Même si le Mali est toujours considéré dans une situation humanitaire précaire et que les combats s’y poursuivent, des centaines de déplacés tentent depuis quelques semaines de rentrer au Nord-Mali, où le train-train quotidien reprend peu à peu son cours.

La crise malienne débutée en mars 2012 laisse aujourd’hui plus de 175 000 Maliens réfugiés dans un pays voisin du leur, que ce soit au Burkina Faso, en Mauritanie, au Niger, en Algérie, en Guinée ou au Togo. Près de 300000 autres sont considérés comme des déplacés internes, c’est-à-dire qu’ils ont quitté la région touchée sans toutefois fuir le pays.

Récemment, des centaines d’entre eux ont pris le chemin du retour, même si le conflit n’est pas terminé. « C’est qu’ils n’ont pas d’autres choix », estime William Spindler, porte-parole du Haut-Commissariat des Nations unies pour les réfugiés (HCR). «La raison principale de leur retour est le manque de travail et d’hébergement dans des grandes villes [du Sud] comme Bamako, explique-t-il. Les déplacés vivent généralement dans des familles d’accueil, mais ces familles hébergent entre 5 et 12 personnes, et ce depuis le mois de mai 2012. Les conditions sont très difficiles.»

La vie au Sud se révélant également trop chère pour plusieurs, les déplacés retournent au Nord, où le train-train quotidien des habitants reprend petit à petit. Sauf que, comme le rappelle William Spindler, la situation reste laborieuse, car les villes du Nord qui ont été prises par les rebelles, comme Gao ou Tombouctou, ont connuesénormément de dégâts.

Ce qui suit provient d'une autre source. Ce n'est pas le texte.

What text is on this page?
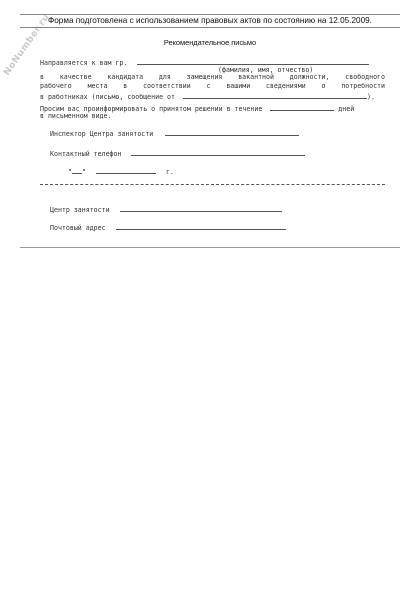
NoNumber.ru
Форма подготовлена с использованием правовых актов по состоянию на 12.05.2009.
Рекомендательное письмо
Направляется к вам гр.
(фамилия, имя, отчество)
в качестве кандидата для замещения вакантной должности, свободного
рабочего места в соответствии с вашими сведениями о потребности
в работниках (письмо, сообщение от	).
Просим вас проинформировать о принятом решении в течение	дней
в письменном виде.
Инспектор Центра занятости
Контактный телефон
" "	г.
Центр занятости
Почтовый адрес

«Certains quartiers de Gao n'ont pas accès à l'eau en raison de la défaillance des pompes et du manque d'électricité», a fait remarquer en mai dernier le porte-parole du Bureau de la coordination des affaires humanitaires des Nations unies (OCHA), Jens Laerke, en conférence de presse. «À l'extérieur de la ville, la situation est encore pire, puisque l'eau du fleuve Niger est la seule source d'eau et que 22 cas de choléra ont été recensés en mai, explique-t-il, ajoutant que deux personnes sont mortes de cette maladie. «Le risque d'épidémie est élevé ».